A friend of mine asked me to post a recipe for this pea guacamole a couple of weeks ago. I have had it on loads of different menus over the years, in many reincarnations and to cut to the chase, it came out of the frustration of many years and not being able to get good avocados in India. Those days are gone now, well almost, and we get good avocados for most of the year.
You could either use fresh peas straight out of the pod or frozen ones but I still think if you want something similar to the texture of delicious ripe avocado, then those dried cooked peas are an absolute winner, which I have used in the photo but the rest, I will leave it to you.
‣ Put the peas into a blender and make a puree.
‣ Spoon it into a bowl and stir in the green chillies, red onion, tomatoes, the juice of a lemon, some chopped coriander, a good drizzle of olive oil, salt and black pepper to taste. You could also add a little roasted ground cumin.
‣ Eat it just as you would a regular guacamole — as a dip with chips, in a wrap or with some toasted crispy bread. It’s delicious!

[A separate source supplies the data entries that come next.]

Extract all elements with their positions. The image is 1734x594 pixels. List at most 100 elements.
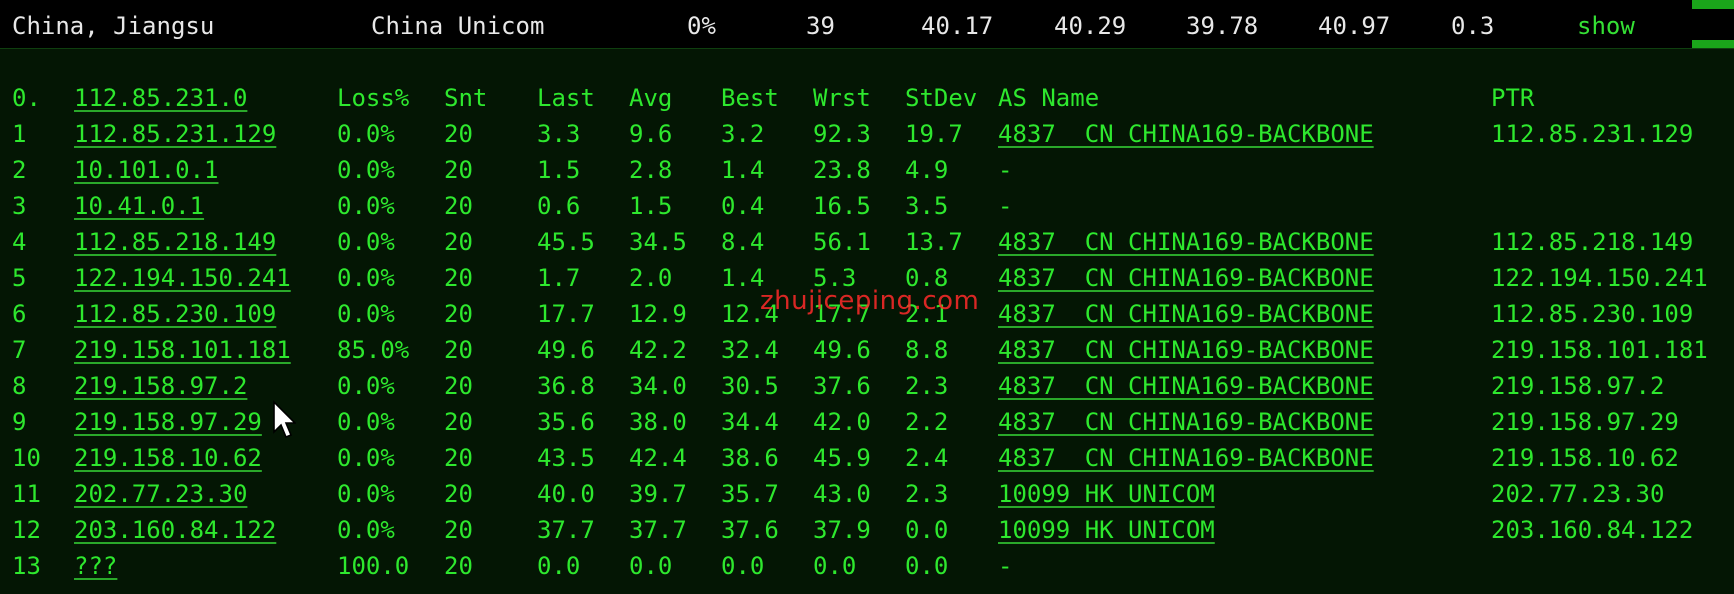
- table-row: 6 112.85.230.109 0.0% 20 17.7 12.9 12.4 …: [0, 296, 1734, 332]
- loss-value: 0.0%: [337, 480, 395, 508]
- snt-value: 20: [444, 444, 473, 472]
- table-row: 2 10.101.0.1 0.0% 20 1.5 2.8 1.4 23.8 4.…: [0, 152, 1734, 188]
- snt-value: 20: [444, 156, 473, 184]
- table-row: 11 202.77.23.30 0.0% 20 40.0 39.7 35.7 4…: [0, 476, 1734, 512]
- stdev-value: 2.3: [905, 480, 949, 508]
- ptr-value: 112.85.231.129: [1491, 120, 1694, 148]
- table-row: 13 ??? 100.0 20 0.0 0.0 0.0 0.0 0.0 -: [0, 548, 1734, 584]
- host-link[interactable]: 122.194.150.241: [74, 260, 291, 296]
- best-value: 8.4: [721, 228, 765, 256]
- hop-number: 6: [12, 300, 27, 328]
- header-as-name: AS Name: [998, 84, 1100, 112]
- as-name-empty: -: [998, 552, 1013, 580]
- snt-value: 20: [444, 300, 473, 328]
- header-stdev: StDev: [905, 84, 978, 112]
- as-name-link[interactable]: 10099 HK UNICOM: [998, 476, 1215, 512]
- wrst-value: 45.9: [813, 444, 871, 472]
- snt-value: 20: [444, 516, 473, 544]
- table-row: 7 219.158.101.181 85.0% 20 49.6 42.2 32.…: [0, 332, 1734, 368]
- last-value: 40.0: [537, 480, 595, 508]
- header-hop: 0.: [12, 84, 41, 112]
- as-name-link[interactable]: 10099 HK UNICOM: [998, 512, 1215, 548]
- loss-value: 0.0%: [337, 516, 395, 544]
- ptr-value: 122.194.150.241: [1491, 264, 1708, 292]
- loss-value: 0.0%: [337, 444, 395, 472]
- avg-value: 0.0: [629, 552, 673, 580]
- stdev-value: 0.0: [905, 516, 949, 544]
- as-name-link[interactable]: 4837 CN CHINA169-BACKBONE: [998, 404, 1374, 440]
- loss-value: 0.0%: [337, 300, 395, 328]
- as-name-link[interactable]: 4837 CN CHINA169-BACKBONE: [998, 332, 1374, 368]
- wrst-value: 49.6: [813, 336, 871, 364]
- as-name-link[interactable]: 4837 CN CHINA169-BACKBONE: [998, 224, 1374, 260]
- avg-value: 39.7: [629, 480, 687, 508]
- loss-value: 0.0%: [337, 120, 395, 148]
- as-name-link[interactable]: 4837 CN CHINA169-BACKBONE: [998, 440, 1374, 476]
- stdev-value: 0.0: [905, 552, 949, 580]
- loss-value: 0.0%: [337, 372, 395, 400]
- last-value: 45.5: [537, 228, 595, 256]
- avg-value: 34.0: [629, 372, 687, 400]
- host-link[interactable]: 112.85.231.129: [74, 116, 276, 152]
- wrst-value: 56.1: [813, 228, 871, 256]
- host-link[interactable]: ???: [74, 548, 117, 584]
- summary-avg: 40.29: [1054, 12, 1127, 40]
- hop-number: 12: [12, 516, 41, 544]
- host-link[interactable]: 202.77.23.30: [74, 476, 247, 512]
- host-link[interactable]: 219.158.10.62: [74, 440, 262, 476]
- hop-number: 4: [12, 228, 27, 256]
- wrst-value: 23.8: [813, 156, 871, 184]
- host-link[interactable]: 112.85.218.149: [74, 224, 276, 260]
- as-name-link[interactable]: 4837 CN CHINA169-BACKBONE: [998, 296, 1374, 332]
- avg-value: 2.8: [629, 156, 673, 184]
- host-link[interactable]: 219.158.97.29: [74, 404, 262, 440]
- avg-value: 34.5: [629, 228, 687, 256]
- mouse-pointer-icon: [273, 400, 296, 439]
- avg-value: 1.5: [629, 192, 673, 220]
- result-summary-row: China, Jiangsu China Unicom 0% 39 40.17 …: [0, 0, 1734, 49]
- table-row: 1 112.85.231.129 0.0% 20 3.3 9.6 3.2 92.…: [0, 116, 1734, 152]
- last-value: 1.5: [537, 156, 581, 184]
- loss-value: 0.0%: [337, 264, 395, 292]
- stdev-value: 0.8: [905, 264, 949, 292]
- stdev-value: 8.8: [905, 336, 949, 364]
- best-value: 35.7: [721, 480, 779, 508]
- as-name-link[interactable]: 4837 CN CHINA169-BACKBONE: [998, 368, 1374, 404]
- snt-value: 20: [444, 228, 473, 256]
- as-name-link[interactable]: 4837 CN CHINA169-BACKBONE: [998, 116, 1374, 152]
- summary-stdev: 0.3: [1451, 12, 1495, 40]
- table-row: 4 112.85.218.149 0.0% 20 45.5 34.5 8.4 5…: [0, 224, 1734, 260]
- show-details-link[interactable]: show: [1577, 12, 1635, 40]
- hop-number: 7: [12, 336, 27, 364]
- table-row: 9 219.158.97.29 0.0% 20 35.6 38.0 34.4 4…: [0, 404, 1734, 440]
- hop-number: 2: [12, 156, 27, 184]
- hop-number: 10: [12, 444, 41, 472]
- table-row: 12 203.160.84.122 0.0% 20 37.7 37.7 37.6…: [0, 512, 1734, 548]
- host-link[interactable]: 10.41.0.1: [74, 188, 204, 224]
- mtr-result-panel: 0. 112.85.231.0 Loss% Snt Last Avg Best …: [0, 48, 1734, 594]
- snt-value: 20: [444, 336, 473, 364]
- status-bar-top: [1692, 0, 1734, 9]
- as-name-link[interactable]: 4837 CN CHINA169-BACKBONE: [998, 260, 1374, 296]
- hop-number: 3: [12, 192, 27, 220]
- host-link[interactable]: 10.101.0.1: [74, 152, 219, 188]
- host-link[interactable]: 219.158.101.181: [74, 332, 291, 368]
- header-ptr: PTR: [1491, 84, 1535, 112]
- last-value: 17.7: [537, 300, 595, 328]
- host-link[interactable]: 203.160.84.122: [74, 512, 276, 548]
- last-value: 35.6: [537, 408, 595, 436]
- header-host-link[interactable]: 112.85.231.0: [74, 80, 247, 116]
- as-name-empty: -: [998, 192, 1013, 220]
- wrst-value: 37.6: [813, 372, 871, 400]
- snt-value: 20: [444, 192, 473, 220]
- host-link[interactable]: 112.85.230.109: [74, 296, 276, 332]
- header-loss: Loss%: [337, 84, 410, 112]
- ptr-value: 219.158.101.181: [1491, 336, 1708, 364]
- ptr-value: 219.158.97.29: [1491, 408, 1679, 436]
- ptr-value: 203.160.84.122: [1491, 516, 1694, 544]
- host-link[interactable]: 219.158.97.2: [74, 368, 247, 404]
- snt-value: 20: [444, 408, 473, 436]
- snt-value: 20: [444, 264, 473, 292]
- summary-isp: China Unicom: [371, 12, 545, 40]
- hop-number: 9: [12, 408, 27, 436]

One more really easy recipe that anyone can make at home with the kids. Everyone is going to love them. They also take me back 13 or 14 years to a restaurant I had in Calcutta, The Blue Potato, and a vegetarian starter that was on the menu from day one.

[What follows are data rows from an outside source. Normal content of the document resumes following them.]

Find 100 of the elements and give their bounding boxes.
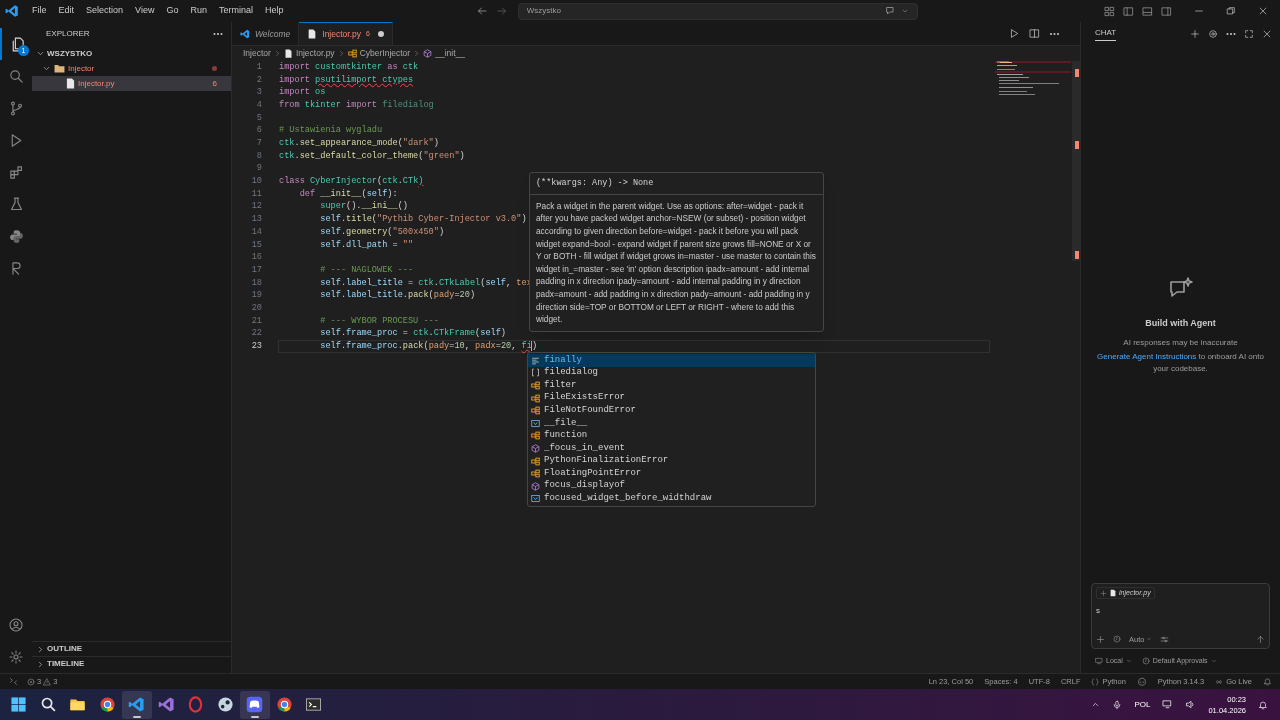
chevron-down-icon[interactable] xyxy=(36,49,45,58)
new-chat-icon[interactable] xyxy=(1190,29,1200,39)
code-line: # Ustawienia wygladu xyxy=(279,124,383,138)
bell-icon[interactable] xyxy=(1263,677,1272,686)
toggle-panel-icon[interactable] xyxy=(1142,5,1153,17)
toggle-sidebar-icon[interactable] xyxy=(1123,5,1134,17)
close-icon[interactable] xyxy=(1258,6,1268,16)
vscode-logo-icon xyxy=(240,29,250,39)
breadcrumb-item[interactable]: CyberInjector xyxy=(359,47,411,60)
code-line: ctk.set_appearance_mode("dark") xyxy=(279,137,439,150)
suggestion-item[interactable]: FileExistsError xyxy=(528,391,815,405)
suggestion-item[interactable]: filedialog xyxy=(528,366,815,380)
command-search-field[interactable]: Wszystko xyxy=(517,2,918,20)
suggestion-item[interactable]: function xyxy=(528,429,815,443)
chevron-up-icon[interactable] xyxy=(1091,700,1101,709)
menu-item[interactable]: View xyxy=(129,4,161,18)
browser-icon[interactable] xyxy=(275,696,293,713)
suggestion-item[interactable]: __file__ xyxy=(528,416,815,430)
more-actions-icon[interactable] xyxy=(1049,31,1060,36)
breadcrumb-item[interactable]: __init__ xyxy=(435,47,465,60)
sidebar-title: EXPLORER xyxy=(46,28,91,40)
menu-item[interactable]: Go xyxy=(160,4,185,18)
browser-icon[interactable] xyxy=(98,696,116,713)
file-tree-item[interactable]: Injector.py 6 xyxy=(32,76,231,91)
terminal-icon[interactable] xyxy=(305,696,323,713)
line-number: 19 xyxy=(250,289,262,303)
breadcrumb-item[interactable]: Injector.py xyxy=(295,47,335,60)
file-tree-item[interactable]: Injector xyxy=(32,61,231,76)
problem-count: 6 xyxy=(212,77,217,90)
network-icon[interactable] xyxy=(1162,699,1174,710)
suggestion-item[interactable]: filter xyxy=(528,379,815,392)
close-icon[interactable] xyxy=(1262,29,1272,39)
line-number: 20 xyxy=(250,301,262,315)
extensions-icon[interactable] xyxy=(7,163,25,181)
code-line: import psutilimport ctypes xyxy=(279,73,414,87)
suggestion-item[interactable]: FloatingPointError xyxy=(528,467,815,480)
code-line: # --- NAGLOWEK --- xyxy=(319,263,414,277)
python-icon[interactable] xyxy=(7,227,25,245)
panel-title[interactable]: CHAT xyxy=(1095,27,1117,41)
line-number: 3 xyxy=(255,86,262,100)
menu-item[interactable]: Terminal xyxy=(212,4,259,18)
split-editor-icon[interactable] xyxy=(1029,28,1040,39)
settings-icon[interactable] xyxy=(8,649,24,665)
breadcrumb-item[interactable]: Injector xyxy=(243,47,271,60)
suggestion-item[interactable]: finally xyxy=(528,354,815,367)
more-actions-button[interactable] xyxy=(213,32,223,36)
notification-bell-icon[interactable] xyxy=(1258,699,1268,710)
input-language[interactable]: POL xyxy=(1134,698,1151,711)
section-header[interactable]: TIMELINE xyxy=(32,656,231,671)
caret-icon[interactable] xyxy=(900,7,909,15)
sliders-icon[interactable] xyxy=(1160,634,1170,644)
customize-layout-icon[interactable] xyxy=(1104,5,1115,17)
maximize-icon[interactable] xyxy=(1244,29,1254,39)
more-actions-icon[interactable] xyxy=(1226,32,1236,36)
add-icon[interactable] xyxy=(1096,634,1105,644)
copilot-icon[interactable] xyxy=(1136,677,1147,686)
menu-item[interactable]: Run xyxy=(184,4,213,18)
account-icon[interactable] xyxy=(8,617,24,633)
game-controller-icon[interactable] xyxy=(246,696,264,713)
empty-state-title: Build with Agent xyxy=(1145,317,1216,330)
broadcast-icon xyxy=(1215,677,1224,686)
toggle-secondary-sidebar-icon[interactable] xyxy=(1161,5,1172,17)
suggestion-item[interactable]: PythonFinalizationError xyxy=(528,454,815,468)
cube-icon xyxy=(531,443,540,453)
microphone-icon[interactable] xyxy=(1112,699,1123,710)
class-icon xyxy=(531,431,540,441)
scrollbar[interactable] xyxy=(1072,61,1080,261)
menu-item[interactable]: Selection xyxy=(80,4,130,18)
menu-item[interactable]: File xyxy=(26,4,53,18)
clock-icon[interactable] xyxy=(1113,635,1121,644)
suggestion-item[interactable]: _focus_in_event xyxy=(528,442,815,455)
ide-icon[interactable] xyxy=(157,696,175,713)
instructions-link[interactable]: Generate Agent Instructions xyxy=(1097,351,1197,361)
volume-icon[interactable] xyxy=(1185,699,1197,710)
suggestion-item[interactable]: focused_widget_before_widthdraw xyxy=(528,492,815,506)
code-line: class CyberInjector(ctk.CTk) xyxy=(279,175,424,188)
ring-icon[interactable] xyxy=(187,696,205,713)
suggestion-item[interactable]: FileNotFoundError xyxy=(528,404,815,417)
variable-icon xyxy=(531,418,540,428)
menu-item[interactable]: Help xyxy=(258,4,290,18)
remote-icon[interactable] xyxy=(9,677,18,686)
restore-icon[interactable] xyxy=(1226,6,1236,16)
search-icon[interactable] xyxy=(39,696,57,713)
suggestion-item[interactable]: focus_displayof xyxy=(528,479,815,493)
minimap[interactable] xyxy=(995,61,1071,97)
steam-icon[interactable] xyxy=(216,696,234,713)
code-line: self.geometry("500x450") xyxy=(319,225,445,239)
back-arrow-icon[interactable] xyxy=(475,5,488,17)
settings-icon[interactable] xyxy=(1208,29,1218,39)
code-editor-icon[interactable] xyxy=(128,696,146,713)
send-arrow-icon[interactable] xyxy=(1256,634,1265,644)
line-number: 9 xyxy=(255,162,262,176)
line-number: 23 xyxy=(250,340,262,353)
menu-item[interactable]: Edit xyxy=(52,4,81,18)
line-number: 18 xyxy=(250,276,262,290)
code-line: self.title("Pythib Cyber-Injector v3.0") xyxy=(319,213,527,227)
run-icon[interactable] xyxy=(1009,28,1020,39)
workspace-root[interactable]: WSZYSTKO xyxy=(47,47,93,60)
windows-logo-icon[interactable] xyxy=(10,696,28,713)
section-header[interactable]: OUTLINE xyxy=(32,641,231,656)
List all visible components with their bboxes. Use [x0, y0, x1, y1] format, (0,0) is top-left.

There’s no real need for a recipe here as it’s really up to you how much or many you want to make but once they are in olive oil and in the fridge, they will last for months. I always have some in mine and they do mature a little over time.
‣ Strain the set curd through a sieve placed over a bowl, lined with a clean, large enough piece of cotton cloth to cover it fully.
‣ Then place a plate on top with some sort of weight, a kilo or so to press it, overnight at room temperature.
‣ By morning, the curd that was left, should be around 200 to 300g and firm to the touch with soft, cheese-like consistency.
‣ Put it into a bowl and add a good pinch of salt. You can either leave it as it is or add garlic, herbs, spices of your choice. I added chopped garlic and parsley and then rolled into 1inch balls.
‣ Chilli flakes, chopped parsley and cracked black pepper were added.
‣ Place into a container or jar, covered with olive oil and keep refrigerated to fish out and use whenever you fancy.
This is another one of those ‘empty out your fridge and use up all those way past their sell-by date veggies’, throw into a saucepan, cook and serve.
‣ Heat a large saucepan on medium heat with olive oil and fry the chopped onions, along with carrots, pumpkin and garlic.
‣ Cook for a couple of minutes and then stir in the chopped green chillies. Add the ground cumin and smoked paprika too.
‣ Next, pour in half a litre of fresh tomato puree or passata, water, a fistful of your favourite lentils, potatoes and finely grated zest of lemons.
‣ Season well, bring to a boil and leave to simmer for around 30 to 40 minutes until the vegetables and lentils are tender.
‣ Finally, stir in the chickpeas or kidney beans and the peas.
‣ Squeeze in a lemon and check the seasoning. Sprinkle in some freshly chopped parsley or coriander and serve with some home-made sourdough bread.